L'image d'un coffre en bois plein de doublons, de rubis, d'émeraudes et de turquoises - je ne sais pourquoi, les diamants ne m'ont jamais tenté - est pour moi un tourment continuel. Je demeure convaincu que cela existe quelque part, qu'il suffit de bien chercher. J'espère encore, j'attends encore, je suis torturé par la certitude que c'est là, qu'il suffit de connaître la formule, le chemin, l'endroit.
Ce qu'une telle illusion peut réserver de déceptions et d'amertume, seuls les très vieux mangeurs d'étoiles peuvent le comprendre entièrement. Je n'ai jamais cessé d'être hanté par le pressentiment d'un secret merveilleux et j'ai toujours marché sur la terre avec l'impression de passer à côté d'un trésor enfoui.

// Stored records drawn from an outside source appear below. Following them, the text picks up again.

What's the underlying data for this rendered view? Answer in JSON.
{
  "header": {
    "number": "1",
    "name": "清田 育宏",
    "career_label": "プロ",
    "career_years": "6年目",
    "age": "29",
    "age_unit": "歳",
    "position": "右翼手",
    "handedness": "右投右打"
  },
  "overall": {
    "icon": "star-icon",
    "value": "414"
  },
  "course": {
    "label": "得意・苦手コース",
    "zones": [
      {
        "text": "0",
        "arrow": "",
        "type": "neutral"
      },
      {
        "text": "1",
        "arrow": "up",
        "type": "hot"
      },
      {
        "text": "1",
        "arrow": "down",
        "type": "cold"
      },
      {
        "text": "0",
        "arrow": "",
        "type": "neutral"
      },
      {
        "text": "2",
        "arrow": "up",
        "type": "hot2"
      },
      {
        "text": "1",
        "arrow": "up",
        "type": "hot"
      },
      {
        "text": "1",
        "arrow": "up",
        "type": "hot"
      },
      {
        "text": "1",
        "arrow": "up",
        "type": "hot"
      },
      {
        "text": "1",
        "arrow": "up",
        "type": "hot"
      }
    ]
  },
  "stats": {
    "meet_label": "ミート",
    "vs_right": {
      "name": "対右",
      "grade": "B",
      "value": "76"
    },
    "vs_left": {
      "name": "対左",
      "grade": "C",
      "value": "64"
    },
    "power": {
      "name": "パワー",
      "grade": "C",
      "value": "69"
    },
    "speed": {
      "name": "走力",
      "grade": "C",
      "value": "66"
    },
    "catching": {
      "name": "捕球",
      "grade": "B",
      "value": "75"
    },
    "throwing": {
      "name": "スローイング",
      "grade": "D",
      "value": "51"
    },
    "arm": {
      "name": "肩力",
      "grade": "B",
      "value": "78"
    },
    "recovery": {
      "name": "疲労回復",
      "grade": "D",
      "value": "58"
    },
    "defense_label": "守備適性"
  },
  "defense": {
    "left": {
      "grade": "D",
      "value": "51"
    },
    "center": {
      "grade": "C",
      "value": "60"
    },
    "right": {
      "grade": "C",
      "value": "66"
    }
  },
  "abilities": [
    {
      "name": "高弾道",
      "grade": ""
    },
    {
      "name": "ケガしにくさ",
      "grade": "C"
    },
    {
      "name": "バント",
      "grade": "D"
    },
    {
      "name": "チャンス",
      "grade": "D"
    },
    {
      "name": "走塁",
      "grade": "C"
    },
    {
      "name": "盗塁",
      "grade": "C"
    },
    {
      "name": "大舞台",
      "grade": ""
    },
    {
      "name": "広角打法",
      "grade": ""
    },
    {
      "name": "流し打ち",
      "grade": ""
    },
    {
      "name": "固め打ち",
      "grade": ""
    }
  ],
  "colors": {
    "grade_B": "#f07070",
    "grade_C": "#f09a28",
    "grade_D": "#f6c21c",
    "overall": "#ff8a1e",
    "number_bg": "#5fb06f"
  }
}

Lorsque j'erre parfois sur les collines de San Francisco, Nob Hill, Russian Hill, Telegraph Hill, peu de gens soupçonnent que ce monsieur aux cheveux grisonnants est à la recherche d'un Sésame, ouvre-toi, que son sourire désabusé cache la nostalgie du maître-mot, qu'il croit au mystère, à un sens caché, à une formule, à une clé; je fouille longuement du regard le ciel et la terre, j'interroge, j'appelle et j'attends. Je sais naturellement dissimuler tout cela sous un air courtois et distant : je suis devenu prudent, je feins l'adulte, mais, secrètement, je guette toujours le scarabée d'or, et j'attends qu'un oiseau se pose sur mon épaule, pour me parler d'une voix humaine et me révéler enfin le pourquoi et le comment.